Cancer can spread between shellfish species, study finds

We typically don’t think of cancer as a disease we can catch from another person, but that isn’t necessarily the case for animals living on the sea floor.

According to a new study in the journal Nature, cancer can spread among multiple species of shellfish.

The study showed that in quite a number species of bivalves, including mussels and clams, cancer cells from infectious cells have propagated from animal to animal through sea water. The cancer, referred to as disseminated neoplasia, is a leukemia-like illness that affects bivalves in many parts of the planet.

The rarity of contagious cancer

One-to-one transmission of cancer cells is quite uncommon. Up to now, the phenomenon had only been identified in two types of mammals.

In 2015, the same team behind the new study discovered a third instance of cancer transmission in the soft shell clam (Mya arenaria) after originally suspecting the root cause behind the cancer cluster was a virus.

The team then considered if cancers in other mollusks are also brought on by contagious cells. To figure this out, the study team analyzed the DNA of cancers and normal tissue from mussels (Mytilus trossulus), cockles (Cerastoderma edule), and golden carpet shell clams (Polititapes aureus) gathered from the coasts of Canada and Spain.

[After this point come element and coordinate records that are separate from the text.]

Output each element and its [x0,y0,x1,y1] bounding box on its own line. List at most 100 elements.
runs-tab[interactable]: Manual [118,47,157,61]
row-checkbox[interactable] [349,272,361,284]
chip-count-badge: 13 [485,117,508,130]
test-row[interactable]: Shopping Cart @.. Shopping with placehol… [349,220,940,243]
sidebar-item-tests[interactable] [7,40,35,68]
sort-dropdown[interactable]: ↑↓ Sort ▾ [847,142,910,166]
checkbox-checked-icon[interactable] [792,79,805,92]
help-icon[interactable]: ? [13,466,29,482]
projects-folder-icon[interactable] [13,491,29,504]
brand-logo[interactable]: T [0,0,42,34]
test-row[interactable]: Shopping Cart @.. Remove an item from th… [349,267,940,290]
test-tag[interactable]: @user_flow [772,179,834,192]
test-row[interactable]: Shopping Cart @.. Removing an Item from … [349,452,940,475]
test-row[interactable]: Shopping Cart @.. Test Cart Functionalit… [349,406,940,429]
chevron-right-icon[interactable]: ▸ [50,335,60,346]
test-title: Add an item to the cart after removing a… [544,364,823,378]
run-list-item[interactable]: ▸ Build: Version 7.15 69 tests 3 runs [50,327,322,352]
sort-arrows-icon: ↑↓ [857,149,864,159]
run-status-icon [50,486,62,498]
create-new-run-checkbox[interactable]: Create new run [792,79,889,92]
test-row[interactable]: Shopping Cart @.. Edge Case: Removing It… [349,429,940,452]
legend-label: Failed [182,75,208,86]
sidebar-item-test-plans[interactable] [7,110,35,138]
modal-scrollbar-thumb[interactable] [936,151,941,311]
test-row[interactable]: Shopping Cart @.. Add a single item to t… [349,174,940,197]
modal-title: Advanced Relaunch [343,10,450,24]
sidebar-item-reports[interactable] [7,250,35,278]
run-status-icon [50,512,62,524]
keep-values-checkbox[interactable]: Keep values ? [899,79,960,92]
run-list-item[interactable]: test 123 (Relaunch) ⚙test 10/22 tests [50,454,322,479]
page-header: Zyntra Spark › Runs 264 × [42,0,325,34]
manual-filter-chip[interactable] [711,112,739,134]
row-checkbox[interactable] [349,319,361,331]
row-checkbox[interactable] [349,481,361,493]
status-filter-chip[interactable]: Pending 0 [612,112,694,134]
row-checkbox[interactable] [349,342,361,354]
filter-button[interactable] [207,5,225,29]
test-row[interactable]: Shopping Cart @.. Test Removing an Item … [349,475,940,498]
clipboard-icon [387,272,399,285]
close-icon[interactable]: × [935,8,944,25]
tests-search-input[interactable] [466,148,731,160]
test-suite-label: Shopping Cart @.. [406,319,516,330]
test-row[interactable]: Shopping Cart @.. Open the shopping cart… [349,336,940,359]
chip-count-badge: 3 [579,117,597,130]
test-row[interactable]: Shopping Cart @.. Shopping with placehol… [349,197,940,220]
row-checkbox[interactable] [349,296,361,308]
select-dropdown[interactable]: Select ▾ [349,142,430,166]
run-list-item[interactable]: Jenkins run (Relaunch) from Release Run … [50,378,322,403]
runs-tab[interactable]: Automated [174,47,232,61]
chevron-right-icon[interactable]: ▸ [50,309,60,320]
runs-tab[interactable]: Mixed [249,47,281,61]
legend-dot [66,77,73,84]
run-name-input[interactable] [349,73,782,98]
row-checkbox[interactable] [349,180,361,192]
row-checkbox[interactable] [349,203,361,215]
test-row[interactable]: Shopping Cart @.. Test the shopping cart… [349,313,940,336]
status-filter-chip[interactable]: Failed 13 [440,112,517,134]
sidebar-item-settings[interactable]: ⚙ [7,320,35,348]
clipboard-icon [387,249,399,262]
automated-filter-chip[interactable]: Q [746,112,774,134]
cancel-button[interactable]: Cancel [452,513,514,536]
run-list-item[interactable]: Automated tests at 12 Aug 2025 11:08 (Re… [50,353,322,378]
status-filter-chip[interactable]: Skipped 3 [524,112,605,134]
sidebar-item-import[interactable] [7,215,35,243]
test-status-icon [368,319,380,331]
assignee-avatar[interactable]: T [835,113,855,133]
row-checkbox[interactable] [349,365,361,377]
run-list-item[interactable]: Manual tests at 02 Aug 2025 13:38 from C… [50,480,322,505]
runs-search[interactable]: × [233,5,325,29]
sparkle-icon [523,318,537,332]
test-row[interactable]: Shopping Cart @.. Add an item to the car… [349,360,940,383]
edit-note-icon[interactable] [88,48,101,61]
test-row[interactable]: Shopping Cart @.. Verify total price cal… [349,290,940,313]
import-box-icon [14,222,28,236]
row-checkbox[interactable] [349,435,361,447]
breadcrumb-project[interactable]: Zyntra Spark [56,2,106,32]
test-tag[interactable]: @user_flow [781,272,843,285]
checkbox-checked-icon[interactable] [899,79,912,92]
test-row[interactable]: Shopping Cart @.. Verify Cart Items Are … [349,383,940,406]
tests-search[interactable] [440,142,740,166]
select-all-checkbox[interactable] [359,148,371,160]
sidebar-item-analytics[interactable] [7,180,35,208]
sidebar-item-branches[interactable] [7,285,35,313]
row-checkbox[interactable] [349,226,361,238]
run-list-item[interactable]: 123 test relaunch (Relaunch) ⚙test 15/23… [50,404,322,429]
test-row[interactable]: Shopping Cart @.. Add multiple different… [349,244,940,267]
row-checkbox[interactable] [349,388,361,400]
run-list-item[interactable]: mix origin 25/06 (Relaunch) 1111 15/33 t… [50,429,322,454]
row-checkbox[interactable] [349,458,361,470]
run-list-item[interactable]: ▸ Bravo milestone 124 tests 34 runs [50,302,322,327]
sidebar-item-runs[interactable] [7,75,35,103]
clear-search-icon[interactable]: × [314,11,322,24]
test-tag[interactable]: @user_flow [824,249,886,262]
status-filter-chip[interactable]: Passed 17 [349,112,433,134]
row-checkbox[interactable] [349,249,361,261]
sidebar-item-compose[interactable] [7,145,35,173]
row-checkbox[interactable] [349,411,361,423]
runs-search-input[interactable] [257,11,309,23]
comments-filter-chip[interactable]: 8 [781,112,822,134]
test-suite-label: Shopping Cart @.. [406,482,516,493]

In each species, the scientists uncovered the cancers were brought on by separate clones of cancer cells that were genetically unlike their hosts. They also discovered that in one species, the carpet shell clam, the contagious cancer cells originated from an associated but distinct species. The scientists determined that this cancer was as a result of cross-species transmission.

“Now that we have observed the spread of cancer among several marine species, our future research will investigate the mutations that are responsible for these cancer cell transmissions,” study author Stephen Goff, a biochemistry professor at Columbia University Medical Center, said in a news release.